Frequency spectrum of SNPs in clades A and B. (A) The frequencies of the number of SNP differences between isolates within clade A and B reveal different distributions. While in clade A, most pairwise SNP differences occurred evenly, in clade A, pairwise SNP differences lower than 5 are overrepresented. (B) Distribution of pairwise SNP differences within clades A and B shows different profiles (P <<< 0.0001, t test).

FIG 4

dN/dS ratio calculation over time. Shown is the nonsynonymous over synonymous substitution rate (dN/dS) for multispecimen SNPs calculated for each sample time and partitioned based on clade membership. Clade B arose between sampling specimens 1 and 2; therefore, there are no data for clade B.

FIG 5

Distribution of pbpB alleles in clade A (A) and clade (B) over the 12 sampling time points.
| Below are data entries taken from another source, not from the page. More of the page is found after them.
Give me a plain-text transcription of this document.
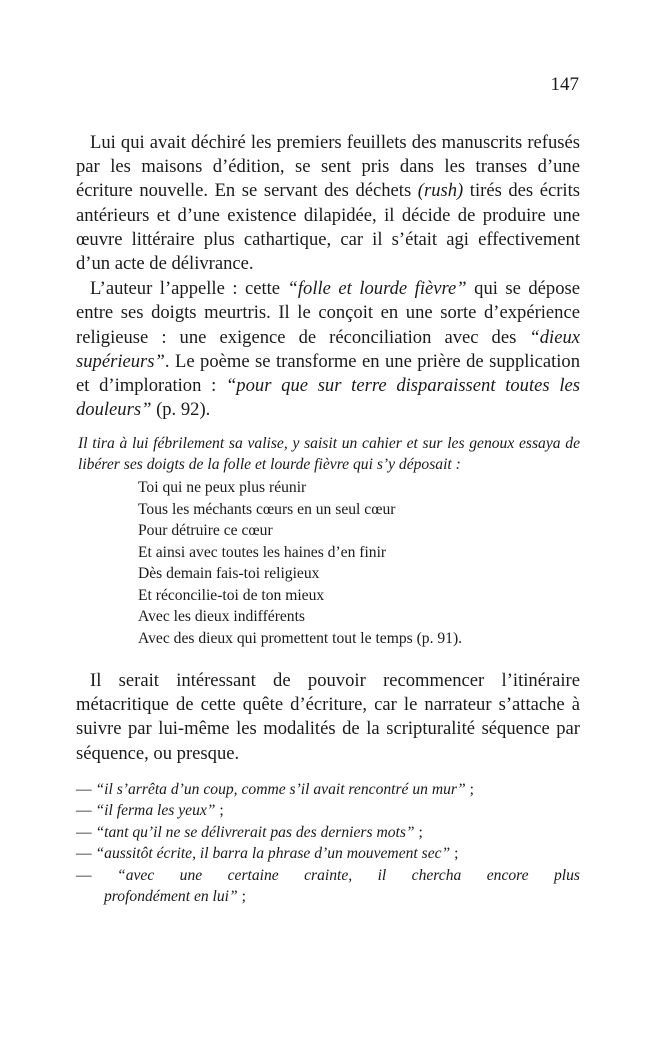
147

Lui qui avait déchiré les premiers feuillets des manuscrits refusés par les maisons d’édition, se sent pris dans les transes d’une écriture nouvelle. En se servant des déchets (rush) tirés des écrits antérieurs et d’une existence dilapidée, il décide de produire une œuvre littéraire plus cathartique, car il s’était agi effectivement d’un acte de délivrance.

L’auteur l’appelle : cette “folle et lourde fièvre” qui se dépose entre ses doigts meurtris. Il le conçoit en une sorte d’expérience religieuse : une exigence de réconciliation avec des “dieux supérieurs”. Le poème se transforme en une prière de supplication et d’imploration : “pour que sur terre disparaissent toutes les douleurs” (p. 92).

Il tira à lui fébrilement sa valise, y saisit un cahier et sur les genoux essaya de libérer ses doigts de la folle et lourde fièvre qui s’y déposait :
Toi qui ne peux plus réunir
Tous les méchants cœurs en un seul cœur
Pour détruire ce cœur
Et ainsi avec toutes les haines d’en finir
Dès demain fais-toi religieux
Et réconcilie-toi de ton mieux
Avec les dieux indifférents
Avec des dieux qui promettent tout le temps (p. 91).

Il serait intéressant de pouvoir recommencer l’itinéraire métacritique de cette quête d’écriture, car le narrateur s’attache à suivre par lui-même les modalités de la scripturalité séquence par séquence, ou presque.

— “il s’arrêta d’un coup, comme s’il avait rencontré un mur” ;
— “il ferma les yeux” ;
— “tant qu’il ne se délivrerait pas des derniers mots” ;
— “aussitôt écrite, il barra la phrase d’un mouvement sec” ;
— “avec une certaine crainte, il chercha encore plus
profondément en lui” ;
Clades A and B share an ancestral major allele. A minor allele is observed specifically in clade A, and two others segregate only in clade B.

FIG 6

Relationship between pbpB alleles and MICs to selected antipseudomonal antibiotics. Pseudomonas aeruginosa isolates were grouped by pbpB genotype based on the presence of major and minor alleles, as well as clade membership in clade A (ancestral) and clade B (sweep) populations. Antibiotic MICs were assayed for aztreonam (A), cefsulodin (B), ceftazidime (C), and piperacillin (D). The presence of the minor alleles was associated with significantly increased resistance to aztreonam and cefsulodin in both clades but to ceftazidime and piperacillin only for the clade A minor allele. Statistical significance was determined by Mann-Whitney U test and is indicated with asterisks. (**, P ≤ 0.01; ***, P ≤ 0.001).